There has always been space for Tufnell on an England team sheet, but the space that has most concerned the selectors has been the one between his ears. A former England team-mate once described him thus: ``A great cricketer - and a complete dickhead. Most people grow up, and some don't. Sadly, he may be among the latter.''
Tufnell has always cut an anti-Establishment figure, with his shuffling 10 to two walk, stubbly chin and rolled-up fag permanently dangling from his lip. His reluctance to embrace authority led to a premature departure from Highgate School, and he emerged from his studies with one O-Level, in art. He qualified as a silversmith, but his arrival at Middlesex was prefaced by previous employment as a taxi driver and a builder's mate.

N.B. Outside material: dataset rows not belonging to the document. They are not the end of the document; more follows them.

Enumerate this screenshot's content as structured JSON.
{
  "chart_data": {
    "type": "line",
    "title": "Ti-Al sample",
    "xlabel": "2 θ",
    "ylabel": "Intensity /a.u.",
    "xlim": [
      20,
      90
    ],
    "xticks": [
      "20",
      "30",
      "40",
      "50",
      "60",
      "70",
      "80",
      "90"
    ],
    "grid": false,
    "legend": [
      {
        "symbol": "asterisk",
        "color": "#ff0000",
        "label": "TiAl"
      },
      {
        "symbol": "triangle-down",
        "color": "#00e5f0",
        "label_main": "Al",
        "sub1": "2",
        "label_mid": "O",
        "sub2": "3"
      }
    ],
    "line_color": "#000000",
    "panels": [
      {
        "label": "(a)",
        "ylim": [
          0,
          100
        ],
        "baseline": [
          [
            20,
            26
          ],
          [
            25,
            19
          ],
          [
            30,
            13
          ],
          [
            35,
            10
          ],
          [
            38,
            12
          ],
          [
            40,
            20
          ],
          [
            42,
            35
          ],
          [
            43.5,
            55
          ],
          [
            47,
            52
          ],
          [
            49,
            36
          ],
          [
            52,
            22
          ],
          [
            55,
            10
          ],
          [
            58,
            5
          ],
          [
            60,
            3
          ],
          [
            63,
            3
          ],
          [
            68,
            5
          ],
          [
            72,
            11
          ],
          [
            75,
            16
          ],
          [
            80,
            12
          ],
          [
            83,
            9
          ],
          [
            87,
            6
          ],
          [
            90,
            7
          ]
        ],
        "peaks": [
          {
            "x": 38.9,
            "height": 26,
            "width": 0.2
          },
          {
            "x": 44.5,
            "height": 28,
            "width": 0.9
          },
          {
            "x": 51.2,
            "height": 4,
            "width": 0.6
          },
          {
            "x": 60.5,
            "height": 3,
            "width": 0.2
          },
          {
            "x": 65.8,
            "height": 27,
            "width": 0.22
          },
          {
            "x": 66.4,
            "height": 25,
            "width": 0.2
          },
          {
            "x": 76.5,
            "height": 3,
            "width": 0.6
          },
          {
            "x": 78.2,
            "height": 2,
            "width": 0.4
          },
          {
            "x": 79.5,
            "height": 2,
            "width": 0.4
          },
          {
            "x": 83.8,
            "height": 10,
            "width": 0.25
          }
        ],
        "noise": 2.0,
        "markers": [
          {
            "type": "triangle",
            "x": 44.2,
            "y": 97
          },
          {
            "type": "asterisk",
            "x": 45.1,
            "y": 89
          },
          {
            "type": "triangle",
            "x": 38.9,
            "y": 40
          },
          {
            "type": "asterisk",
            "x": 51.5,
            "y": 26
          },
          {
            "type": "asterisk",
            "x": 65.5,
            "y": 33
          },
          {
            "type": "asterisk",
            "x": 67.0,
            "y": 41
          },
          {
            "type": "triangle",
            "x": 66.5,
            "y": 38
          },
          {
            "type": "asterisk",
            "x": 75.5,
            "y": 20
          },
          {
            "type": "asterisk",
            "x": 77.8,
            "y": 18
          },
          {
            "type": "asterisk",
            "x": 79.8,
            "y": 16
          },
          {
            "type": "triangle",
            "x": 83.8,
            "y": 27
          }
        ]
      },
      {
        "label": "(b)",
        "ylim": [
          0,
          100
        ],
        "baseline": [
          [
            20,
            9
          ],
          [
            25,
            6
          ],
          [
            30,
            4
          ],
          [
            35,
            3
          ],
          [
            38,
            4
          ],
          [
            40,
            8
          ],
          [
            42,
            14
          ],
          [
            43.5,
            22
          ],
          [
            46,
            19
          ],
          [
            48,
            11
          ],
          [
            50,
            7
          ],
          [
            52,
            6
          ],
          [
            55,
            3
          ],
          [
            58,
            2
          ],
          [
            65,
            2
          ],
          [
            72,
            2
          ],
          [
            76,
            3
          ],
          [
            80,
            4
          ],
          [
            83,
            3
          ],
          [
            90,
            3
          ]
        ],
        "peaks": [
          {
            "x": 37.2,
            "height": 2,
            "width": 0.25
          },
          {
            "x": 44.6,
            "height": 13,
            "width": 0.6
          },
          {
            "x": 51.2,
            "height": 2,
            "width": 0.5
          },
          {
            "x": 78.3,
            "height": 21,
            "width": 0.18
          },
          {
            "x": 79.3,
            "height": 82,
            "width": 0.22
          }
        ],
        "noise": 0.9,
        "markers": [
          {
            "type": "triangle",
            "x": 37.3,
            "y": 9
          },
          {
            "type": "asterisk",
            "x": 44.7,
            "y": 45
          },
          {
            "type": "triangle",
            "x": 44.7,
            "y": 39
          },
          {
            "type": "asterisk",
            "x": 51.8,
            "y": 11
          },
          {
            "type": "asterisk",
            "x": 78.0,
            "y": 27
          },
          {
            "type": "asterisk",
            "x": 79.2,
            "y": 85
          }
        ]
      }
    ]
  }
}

The first indication that his temperament might suffocate his talent came on his debut tour, to Australia in 1990-91. He had a row with an umpire in his first Test match, in Melbourne, and when he threw another wobbler in his second Test, in Sydney, Gooch publicly told him to stop behaving like a twerp.
Tufnell's response was to refuse his captain's proferred handshake when he finally took his first Test wicket, and he was in Gooch's bad books again on the 1993 tour to India, when he was fined £500 after another umpiring contretemps. Neither did Tufnell find India's shortage of creature comforts quite to his liking, claiming, fairly early on, that having ``done the elephants, seen the beggars'' he'd rather like to go home.
Then, two winters ago in Australia, his second Test captain, Michael Atherton, found that he was certainly the man to handle Tufnell albeit only by fighting off an urge to place both sets of fingers around his throat. During a one-day international in Melbourne, Tufnell managed to get himself arraigned on a disrepute charge by not one, but both umpires, and once again returned home lighter in the wallet than he was in mood.
Given that Tufnell's problems have all come on tour, it is ironic that England should have ignored him all summer - at times, when he was badly needed - and now recalled him for the winter. Over a five-day period, not even Tufnell can get into too much hot water, but three months in a confined space, and anything could happen. All in all, Tufnell has this one last opportunity to put his house in order, and the required remedial work is all upstairs.
His last match-winning performance in a Test match was in New Zealand, on the 1991-92 tour, when he took 11 for 147 in Christchurch, and his type of bowling, relying as it does as much on deception as extravagant spin, is ideally suited to a country where the pitches are apparently prepared with embalming fluid.
Alan Mullally and Dominic Cork should manage to embrace the conditions better than most, given that Test matches in New Zealand, like county matches in Leicester and Derby, attract crowds occasionally approaching (if you include the gatemen) double figures.
Zimbabwe, similarly, will have two flat, slow pitches for the Test matches, and the cricket is likely to be attritional rather than heart-stopping. England really ought to win both series, but even if they do, as a yardstick for next summer's Ashes series, it will be a bit like taking a compass reading at the North Pole.